Deux mots. C’est tout ce qui est sorti de ma bouche. Je crois même avoir esquissé un sourire, car j’ai grandi dans le Midwest, et les femmes comme moi apprennent à sourire à leurs propres funérailles si la lumière est flatteuse.
Puis je me suis retourné et j’ai rebroussé chemin sur le sentier pavé.

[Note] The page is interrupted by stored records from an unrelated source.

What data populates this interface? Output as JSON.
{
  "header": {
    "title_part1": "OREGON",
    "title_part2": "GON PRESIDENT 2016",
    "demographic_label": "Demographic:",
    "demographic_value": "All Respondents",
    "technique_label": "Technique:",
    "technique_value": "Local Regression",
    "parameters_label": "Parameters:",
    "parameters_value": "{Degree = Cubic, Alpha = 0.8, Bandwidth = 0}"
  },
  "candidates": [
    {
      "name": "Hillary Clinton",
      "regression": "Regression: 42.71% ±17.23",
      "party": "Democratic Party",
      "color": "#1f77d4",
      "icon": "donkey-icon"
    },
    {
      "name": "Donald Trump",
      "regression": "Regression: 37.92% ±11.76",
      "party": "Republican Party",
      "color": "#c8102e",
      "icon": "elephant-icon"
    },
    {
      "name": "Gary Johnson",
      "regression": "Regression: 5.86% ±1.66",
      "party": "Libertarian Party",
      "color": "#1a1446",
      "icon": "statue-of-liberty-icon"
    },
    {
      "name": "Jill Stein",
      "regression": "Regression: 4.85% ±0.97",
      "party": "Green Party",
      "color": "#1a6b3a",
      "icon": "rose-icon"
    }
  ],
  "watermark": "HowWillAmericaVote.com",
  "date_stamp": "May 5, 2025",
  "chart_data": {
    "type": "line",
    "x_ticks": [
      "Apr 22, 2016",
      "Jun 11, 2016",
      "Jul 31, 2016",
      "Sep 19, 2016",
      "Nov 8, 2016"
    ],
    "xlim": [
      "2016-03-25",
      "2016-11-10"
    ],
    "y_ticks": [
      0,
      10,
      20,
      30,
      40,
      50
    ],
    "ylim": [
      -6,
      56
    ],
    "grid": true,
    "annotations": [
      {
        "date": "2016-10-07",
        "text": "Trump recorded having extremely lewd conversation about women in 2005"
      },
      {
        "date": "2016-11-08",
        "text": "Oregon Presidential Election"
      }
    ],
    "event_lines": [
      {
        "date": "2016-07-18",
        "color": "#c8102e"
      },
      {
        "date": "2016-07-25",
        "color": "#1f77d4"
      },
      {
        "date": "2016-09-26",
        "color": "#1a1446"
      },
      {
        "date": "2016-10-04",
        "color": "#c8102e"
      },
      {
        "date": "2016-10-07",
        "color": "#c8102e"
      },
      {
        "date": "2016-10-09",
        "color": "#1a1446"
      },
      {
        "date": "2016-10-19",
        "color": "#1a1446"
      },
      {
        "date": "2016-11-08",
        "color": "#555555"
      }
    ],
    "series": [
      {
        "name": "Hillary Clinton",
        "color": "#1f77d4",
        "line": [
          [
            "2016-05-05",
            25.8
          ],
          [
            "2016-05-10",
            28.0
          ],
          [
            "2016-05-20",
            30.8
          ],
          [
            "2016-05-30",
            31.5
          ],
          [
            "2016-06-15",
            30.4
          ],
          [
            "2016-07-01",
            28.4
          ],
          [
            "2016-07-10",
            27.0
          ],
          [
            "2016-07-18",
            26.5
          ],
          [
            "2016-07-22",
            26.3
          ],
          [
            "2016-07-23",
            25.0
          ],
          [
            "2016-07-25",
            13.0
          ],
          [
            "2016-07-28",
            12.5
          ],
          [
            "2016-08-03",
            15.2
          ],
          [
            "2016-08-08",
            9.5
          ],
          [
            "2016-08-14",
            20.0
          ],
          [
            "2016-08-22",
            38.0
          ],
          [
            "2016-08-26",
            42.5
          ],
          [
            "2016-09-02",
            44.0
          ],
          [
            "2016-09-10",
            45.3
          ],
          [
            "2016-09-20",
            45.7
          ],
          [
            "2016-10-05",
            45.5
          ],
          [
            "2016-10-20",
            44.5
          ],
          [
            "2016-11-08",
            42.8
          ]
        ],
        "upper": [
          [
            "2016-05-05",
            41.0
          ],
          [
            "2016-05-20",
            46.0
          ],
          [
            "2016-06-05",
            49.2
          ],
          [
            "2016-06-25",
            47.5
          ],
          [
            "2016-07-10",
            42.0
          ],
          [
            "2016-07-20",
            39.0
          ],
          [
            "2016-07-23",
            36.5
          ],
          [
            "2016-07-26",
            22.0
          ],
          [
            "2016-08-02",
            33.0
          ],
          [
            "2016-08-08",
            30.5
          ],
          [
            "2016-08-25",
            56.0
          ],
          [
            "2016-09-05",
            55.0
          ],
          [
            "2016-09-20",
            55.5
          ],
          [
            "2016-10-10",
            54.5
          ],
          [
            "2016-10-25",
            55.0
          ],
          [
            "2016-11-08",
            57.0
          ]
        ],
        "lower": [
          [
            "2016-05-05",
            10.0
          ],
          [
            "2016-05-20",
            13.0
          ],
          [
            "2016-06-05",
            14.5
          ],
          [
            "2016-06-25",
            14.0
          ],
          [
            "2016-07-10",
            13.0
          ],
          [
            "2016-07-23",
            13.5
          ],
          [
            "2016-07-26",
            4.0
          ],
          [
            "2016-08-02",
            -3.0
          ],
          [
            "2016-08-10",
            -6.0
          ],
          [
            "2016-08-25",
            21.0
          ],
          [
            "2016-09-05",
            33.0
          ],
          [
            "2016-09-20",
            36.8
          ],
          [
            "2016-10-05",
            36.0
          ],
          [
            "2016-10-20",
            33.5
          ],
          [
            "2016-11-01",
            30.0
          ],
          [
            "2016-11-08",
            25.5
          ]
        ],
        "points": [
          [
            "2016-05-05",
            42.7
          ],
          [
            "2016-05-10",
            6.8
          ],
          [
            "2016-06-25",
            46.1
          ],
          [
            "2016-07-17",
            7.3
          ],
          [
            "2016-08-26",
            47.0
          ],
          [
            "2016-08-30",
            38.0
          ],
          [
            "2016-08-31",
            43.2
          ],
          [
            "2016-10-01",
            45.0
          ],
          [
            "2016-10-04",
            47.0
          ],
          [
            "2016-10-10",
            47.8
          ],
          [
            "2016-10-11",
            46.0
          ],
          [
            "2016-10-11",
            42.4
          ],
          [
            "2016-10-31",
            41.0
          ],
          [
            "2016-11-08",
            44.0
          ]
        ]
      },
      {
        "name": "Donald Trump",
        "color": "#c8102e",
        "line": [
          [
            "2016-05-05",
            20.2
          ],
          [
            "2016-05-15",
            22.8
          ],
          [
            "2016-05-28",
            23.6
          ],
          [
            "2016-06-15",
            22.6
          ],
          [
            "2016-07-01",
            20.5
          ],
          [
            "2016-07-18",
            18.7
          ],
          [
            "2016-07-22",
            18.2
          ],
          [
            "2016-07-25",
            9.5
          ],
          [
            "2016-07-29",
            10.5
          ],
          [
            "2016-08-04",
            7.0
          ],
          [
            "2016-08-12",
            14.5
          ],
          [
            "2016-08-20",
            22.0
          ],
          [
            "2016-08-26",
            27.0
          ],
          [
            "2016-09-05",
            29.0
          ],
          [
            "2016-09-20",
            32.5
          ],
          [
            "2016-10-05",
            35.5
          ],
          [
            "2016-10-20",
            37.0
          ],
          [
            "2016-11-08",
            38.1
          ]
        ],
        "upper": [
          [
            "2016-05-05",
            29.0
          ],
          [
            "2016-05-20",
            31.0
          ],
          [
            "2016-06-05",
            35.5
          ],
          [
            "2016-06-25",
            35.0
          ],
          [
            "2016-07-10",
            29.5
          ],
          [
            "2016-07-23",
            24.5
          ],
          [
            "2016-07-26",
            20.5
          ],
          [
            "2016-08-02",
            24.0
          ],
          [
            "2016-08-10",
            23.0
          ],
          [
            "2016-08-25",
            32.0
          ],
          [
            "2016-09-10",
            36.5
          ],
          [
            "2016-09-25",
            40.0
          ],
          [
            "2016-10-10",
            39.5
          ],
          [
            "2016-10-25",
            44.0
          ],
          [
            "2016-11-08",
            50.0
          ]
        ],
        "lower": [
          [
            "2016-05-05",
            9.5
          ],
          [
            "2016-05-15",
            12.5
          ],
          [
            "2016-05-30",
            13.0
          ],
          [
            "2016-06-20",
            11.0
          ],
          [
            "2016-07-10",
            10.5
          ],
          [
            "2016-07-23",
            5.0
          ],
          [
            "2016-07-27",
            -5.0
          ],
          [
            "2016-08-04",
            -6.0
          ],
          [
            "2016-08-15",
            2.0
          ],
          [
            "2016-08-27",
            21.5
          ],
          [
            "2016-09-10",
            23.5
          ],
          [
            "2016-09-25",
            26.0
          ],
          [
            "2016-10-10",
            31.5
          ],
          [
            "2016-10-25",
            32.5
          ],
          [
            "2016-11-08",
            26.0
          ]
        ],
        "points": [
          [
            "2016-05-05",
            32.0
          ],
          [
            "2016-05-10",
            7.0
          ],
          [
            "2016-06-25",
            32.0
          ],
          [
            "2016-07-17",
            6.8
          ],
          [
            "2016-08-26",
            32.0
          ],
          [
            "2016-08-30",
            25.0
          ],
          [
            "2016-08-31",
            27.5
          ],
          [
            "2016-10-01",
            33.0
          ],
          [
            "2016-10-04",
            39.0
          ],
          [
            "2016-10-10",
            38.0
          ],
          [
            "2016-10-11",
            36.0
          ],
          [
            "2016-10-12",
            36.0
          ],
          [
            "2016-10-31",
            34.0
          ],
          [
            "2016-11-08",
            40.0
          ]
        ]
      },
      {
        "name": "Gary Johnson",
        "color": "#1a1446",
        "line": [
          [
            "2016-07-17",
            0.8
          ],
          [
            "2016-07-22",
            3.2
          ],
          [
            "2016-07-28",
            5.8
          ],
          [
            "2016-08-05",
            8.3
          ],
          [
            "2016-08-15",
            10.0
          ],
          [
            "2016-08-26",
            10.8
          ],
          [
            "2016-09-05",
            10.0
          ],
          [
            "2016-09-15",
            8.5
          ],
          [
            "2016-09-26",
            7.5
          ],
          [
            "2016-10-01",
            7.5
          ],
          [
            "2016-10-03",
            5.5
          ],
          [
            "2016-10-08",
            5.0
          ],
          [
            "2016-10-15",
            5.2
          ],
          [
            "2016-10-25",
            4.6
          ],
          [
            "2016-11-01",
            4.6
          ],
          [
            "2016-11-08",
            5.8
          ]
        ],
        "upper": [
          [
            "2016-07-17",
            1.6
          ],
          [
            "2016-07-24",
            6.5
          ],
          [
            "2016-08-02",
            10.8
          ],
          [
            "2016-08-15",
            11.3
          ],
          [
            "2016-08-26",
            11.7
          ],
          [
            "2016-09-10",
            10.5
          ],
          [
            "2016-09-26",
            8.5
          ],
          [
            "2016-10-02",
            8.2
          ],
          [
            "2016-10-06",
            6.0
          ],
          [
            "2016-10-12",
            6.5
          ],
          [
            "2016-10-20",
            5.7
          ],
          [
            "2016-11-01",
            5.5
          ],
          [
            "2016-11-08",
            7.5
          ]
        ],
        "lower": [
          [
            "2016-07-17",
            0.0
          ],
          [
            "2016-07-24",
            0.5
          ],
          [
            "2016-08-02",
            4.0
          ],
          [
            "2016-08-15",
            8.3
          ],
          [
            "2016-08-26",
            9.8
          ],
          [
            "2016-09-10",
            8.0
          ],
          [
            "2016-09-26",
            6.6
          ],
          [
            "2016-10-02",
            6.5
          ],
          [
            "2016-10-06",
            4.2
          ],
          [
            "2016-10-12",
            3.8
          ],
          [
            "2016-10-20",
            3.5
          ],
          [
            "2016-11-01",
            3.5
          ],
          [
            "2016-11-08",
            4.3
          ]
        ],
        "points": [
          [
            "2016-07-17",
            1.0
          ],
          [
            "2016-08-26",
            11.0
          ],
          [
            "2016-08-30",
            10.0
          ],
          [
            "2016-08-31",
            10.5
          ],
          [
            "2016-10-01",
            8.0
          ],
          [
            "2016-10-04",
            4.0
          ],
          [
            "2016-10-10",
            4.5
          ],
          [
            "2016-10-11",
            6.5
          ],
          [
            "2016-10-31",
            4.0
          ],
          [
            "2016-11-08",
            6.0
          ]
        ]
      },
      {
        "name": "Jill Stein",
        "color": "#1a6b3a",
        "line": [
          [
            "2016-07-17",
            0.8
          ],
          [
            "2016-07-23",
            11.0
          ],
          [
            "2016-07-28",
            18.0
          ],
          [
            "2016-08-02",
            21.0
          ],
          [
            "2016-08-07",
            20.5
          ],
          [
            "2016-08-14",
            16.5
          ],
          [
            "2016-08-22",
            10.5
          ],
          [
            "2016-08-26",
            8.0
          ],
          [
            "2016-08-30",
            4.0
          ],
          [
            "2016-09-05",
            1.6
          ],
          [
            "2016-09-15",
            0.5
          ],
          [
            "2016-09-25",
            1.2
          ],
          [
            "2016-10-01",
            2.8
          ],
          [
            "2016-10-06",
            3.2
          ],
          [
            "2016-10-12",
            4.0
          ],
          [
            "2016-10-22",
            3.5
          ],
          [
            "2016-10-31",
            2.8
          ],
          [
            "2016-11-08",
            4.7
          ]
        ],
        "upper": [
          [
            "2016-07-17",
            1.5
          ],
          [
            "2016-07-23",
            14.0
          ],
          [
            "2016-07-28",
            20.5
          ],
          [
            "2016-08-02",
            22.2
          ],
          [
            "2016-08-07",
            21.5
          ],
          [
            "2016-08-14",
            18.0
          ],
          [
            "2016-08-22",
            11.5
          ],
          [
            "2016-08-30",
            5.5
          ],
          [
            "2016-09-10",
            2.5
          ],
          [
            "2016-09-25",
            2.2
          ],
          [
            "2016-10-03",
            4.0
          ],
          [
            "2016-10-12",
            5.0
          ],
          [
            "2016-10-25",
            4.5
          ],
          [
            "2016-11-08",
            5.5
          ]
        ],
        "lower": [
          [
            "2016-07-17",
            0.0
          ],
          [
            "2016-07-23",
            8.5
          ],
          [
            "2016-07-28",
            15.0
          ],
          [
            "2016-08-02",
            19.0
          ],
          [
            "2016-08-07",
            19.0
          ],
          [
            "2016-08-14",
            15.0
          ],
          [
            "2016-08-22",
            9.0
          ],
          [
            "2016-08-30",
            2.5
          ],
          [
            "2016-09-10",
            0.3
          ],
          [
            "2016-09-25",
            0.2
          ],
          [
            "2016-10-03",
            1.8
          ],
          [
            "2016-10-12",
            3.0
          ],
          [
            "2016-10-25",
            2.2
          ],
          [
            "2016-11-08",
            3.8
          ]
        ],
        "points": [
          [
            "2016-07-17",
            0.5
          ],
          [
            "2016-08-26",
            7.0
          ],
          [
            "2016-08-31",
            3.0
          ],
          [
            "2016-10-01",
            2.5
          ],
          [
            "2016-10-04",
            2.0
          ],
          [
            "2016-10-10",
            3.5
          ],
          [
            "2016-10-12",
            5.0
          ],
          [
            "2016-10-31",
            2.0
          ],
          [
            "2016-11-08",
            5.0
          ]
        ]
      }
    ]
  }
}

Le chauffeur attendait toujours près du portail. Je crois qu’il espérait pouvoir m’aider avec le sac cadeau. Il a aperçu mon visage à travers le pare-brise et n’a pas dit un mot pendant les quarante minutes de trajet jusqu’à l’hôtel.
Que Dieu bénisse cet homme. J’aurais dû lui donner un pourboire plus important.
Dans ma chambre d’hôtel, assise au bord du lit, vêtue de mon manteau de voyage, je tenais le sac cadeau sur mes genoux. Impossible de le poser. Le poser, et le rêve serait devenu réalité.
Mon téléphone a vibré deux fois sur ma table de nuit. Je n’ai pas regardé.
Une petite chose me trottait sans cesse dans la tête pendant que j’étais assise là.
La veille, lors du dîner de répétition, le père de Joselyn, Stanford Hartwell, s’était penché vers moi au-dessus d’une assiette d’asperges assaisonnées et m’avait demandé si ma société avait déjà fait affaire avec sa société immobilière commerciale à Hartford.
J’ai dit non, parce que c’était non. Nous n’avons pas fait affaire avec son entreprise.